Creating n child process in c using fork

Question

I found this code in geeks4geeks and i can't seem to understand it properly:

#include<stdio.h> 


int main() 
{ 
    for(int i=0;i<5;i++) // loop will run n times (n=5) 
    {  pid_t c=fork();
        if(c == 0) 
        { 
            printf("[son] pid %d from [parent] pid %d\n",getpid(),getppid()); 
            exit(0); 
        } 
    } 
    for(int i=0;i<5;i++) // loop will run n times (n=5) 
    wait(NULL); 

} 

This code creates 5 processes from a father process and prints a message from each child.My question is this:Since we haven't used any restriction for c isn't for example the second fork executed by both father and first child process?Without isolating fork inside father's code how does this code not create 2^5 child processes?Is the for loop somehow stopping this from happening?

Answer 1

In this program, they use exit(0), so the child process is exiting after it creation.

Answer 2

The child processes don't call fork because they exit before that happens:

for(int i=0;i<5;i++)
{   
    pid_t c=fork();
    if(c == 0)  // fork returns 0 to the child process so it enters "if" block
    { 
        printf("[son] pid %d from [parent] pid %d\n",getpid(),getppid()); 
        // child exits
        exit(0); 
    } 
} 

If the if block did not contain exit then yes each child would iterate back to the top of the loop and potentially fork again.

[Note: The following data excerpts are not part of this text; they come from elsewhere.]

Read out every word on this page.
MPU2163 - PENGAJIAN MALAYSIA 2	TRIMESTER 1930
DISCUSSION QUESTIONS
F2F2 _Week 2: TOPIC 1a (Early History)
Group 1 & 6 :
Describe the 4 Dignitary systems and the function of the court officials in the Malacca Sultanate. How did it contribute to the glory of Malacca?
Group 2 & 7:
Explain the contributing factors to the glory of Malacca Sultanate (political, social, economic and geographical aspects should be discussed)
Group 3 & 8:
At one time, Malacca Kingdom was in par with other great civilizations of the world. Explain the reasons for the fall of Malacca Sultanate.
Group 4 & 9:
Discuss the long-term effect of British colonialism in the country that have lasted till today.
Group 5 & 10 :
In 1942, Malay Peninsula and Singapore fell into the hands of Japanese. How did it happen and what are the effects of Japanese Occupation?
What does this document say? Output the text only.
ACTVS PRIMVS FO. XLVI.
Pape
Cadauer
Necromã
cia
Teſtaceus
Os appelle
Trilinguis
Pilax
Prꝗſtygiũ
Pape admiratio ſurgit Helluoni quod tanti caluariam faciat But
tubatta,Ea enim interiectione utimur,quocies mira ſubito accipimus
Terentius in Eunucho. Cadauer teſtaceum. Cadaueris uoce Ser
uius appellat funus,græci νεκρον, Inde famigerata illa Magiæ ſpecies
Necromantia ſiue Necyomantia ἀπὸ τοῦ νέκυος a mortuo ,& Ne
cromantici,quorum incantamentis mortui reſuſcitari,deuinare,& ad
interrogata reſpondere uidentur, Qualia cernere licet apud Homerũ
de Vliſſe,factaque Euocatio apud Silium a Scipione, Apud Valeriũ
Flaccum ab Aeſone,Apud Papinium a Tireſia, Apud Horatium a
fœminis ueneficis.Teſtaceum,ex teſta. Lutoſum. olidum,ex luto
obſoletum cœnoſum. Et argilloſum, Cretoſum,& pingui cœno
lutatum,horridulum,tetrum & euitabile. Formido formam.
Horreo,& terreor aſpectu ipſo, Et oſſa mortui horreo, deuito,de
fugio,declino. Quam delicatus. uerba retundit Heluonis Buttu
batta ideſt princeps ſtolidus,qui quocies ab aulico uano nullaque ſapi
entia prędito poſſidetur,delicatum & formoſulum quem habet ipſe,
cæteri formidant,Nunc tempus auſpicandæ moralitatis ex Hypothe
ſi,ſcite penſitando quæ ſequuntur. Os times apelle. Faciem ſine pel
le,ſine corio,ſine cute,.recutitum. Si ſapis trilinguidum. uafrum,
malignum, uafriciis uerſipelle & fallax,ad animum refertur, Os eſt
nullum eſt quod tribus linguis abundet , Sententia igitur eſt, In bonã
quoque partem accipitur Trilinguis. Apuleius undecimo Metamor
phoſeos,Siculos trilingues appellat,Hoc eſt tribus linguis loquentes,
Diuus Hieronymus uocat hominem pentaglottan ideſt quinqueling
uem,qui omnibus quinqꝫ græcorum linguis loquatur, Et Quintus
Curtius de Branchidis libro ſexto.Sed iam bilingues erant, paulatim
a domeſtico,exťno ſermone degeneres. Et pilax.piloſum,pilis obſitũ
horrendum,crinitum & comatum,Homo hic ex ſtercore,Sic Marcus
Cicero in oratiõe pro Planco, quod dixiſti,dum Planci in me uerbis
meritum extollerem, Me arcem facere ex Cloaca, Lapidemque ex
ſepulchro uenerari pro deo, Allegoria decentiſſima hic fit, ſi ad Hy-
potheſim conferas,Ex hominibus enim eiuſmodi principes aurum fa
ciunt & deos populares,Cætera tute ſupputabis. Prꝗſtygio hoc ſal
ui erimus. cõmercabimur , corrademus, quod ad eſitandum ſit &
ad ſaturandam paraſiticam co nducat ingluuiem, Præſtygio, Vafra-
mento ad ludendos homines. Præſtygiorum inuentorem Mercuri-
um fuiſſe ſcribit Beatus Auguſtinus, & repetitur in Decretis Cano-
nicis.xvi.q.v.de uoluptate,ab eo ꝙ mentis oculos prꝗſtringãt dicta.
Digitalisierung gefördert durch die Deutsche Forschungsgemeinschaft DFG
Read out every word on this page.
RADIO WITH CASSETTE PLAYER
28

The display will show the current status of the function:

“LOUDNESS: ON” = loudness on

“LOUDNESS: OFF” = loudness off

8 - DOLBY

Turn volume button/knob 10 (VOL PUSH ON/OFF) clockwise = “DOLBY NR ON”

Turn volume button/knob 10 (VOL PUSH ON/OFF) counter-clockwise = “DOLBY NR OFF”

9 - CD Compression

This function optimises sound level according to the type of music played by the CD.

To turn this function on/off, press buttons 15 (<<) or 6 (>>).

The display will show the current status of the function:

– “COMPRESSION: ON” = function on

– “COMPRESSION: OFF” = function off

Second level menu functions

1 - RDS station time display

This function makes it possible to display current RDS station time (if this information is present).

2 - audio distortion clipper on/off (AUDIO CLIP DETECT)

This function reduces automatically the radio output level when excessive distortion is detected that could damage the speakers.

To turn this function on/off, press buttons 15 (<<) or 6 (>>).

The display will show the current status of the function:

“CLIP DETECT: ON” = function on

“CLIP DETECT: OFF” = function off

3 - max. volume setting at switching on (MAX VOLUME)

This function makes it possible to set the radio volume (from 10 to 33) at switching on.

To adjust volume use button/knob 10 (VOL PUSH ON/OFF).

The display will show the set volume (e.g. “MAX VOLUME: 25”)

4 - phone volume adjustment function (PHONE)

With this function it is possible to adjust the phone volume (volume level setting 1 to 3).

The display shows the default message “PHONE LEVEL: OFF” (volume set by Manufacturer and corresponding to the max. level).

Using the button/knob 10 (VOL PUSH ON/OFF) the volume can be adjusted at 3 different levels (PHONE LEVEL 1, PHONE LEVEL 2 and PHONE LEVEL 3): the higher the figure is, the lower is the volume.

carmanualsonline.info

But since each child exits right after printing only the initial parent process calls fork, so you only create 5 processes.

Answer 3

fork() returns 0 in the child process, while in the parent process it returns the PID of the child. Since the c has a value of 0 in the child, if(c == 0) will evaluate to true, the child will execute the printf statement, and then exit. It will never reach the loop evaluation statement.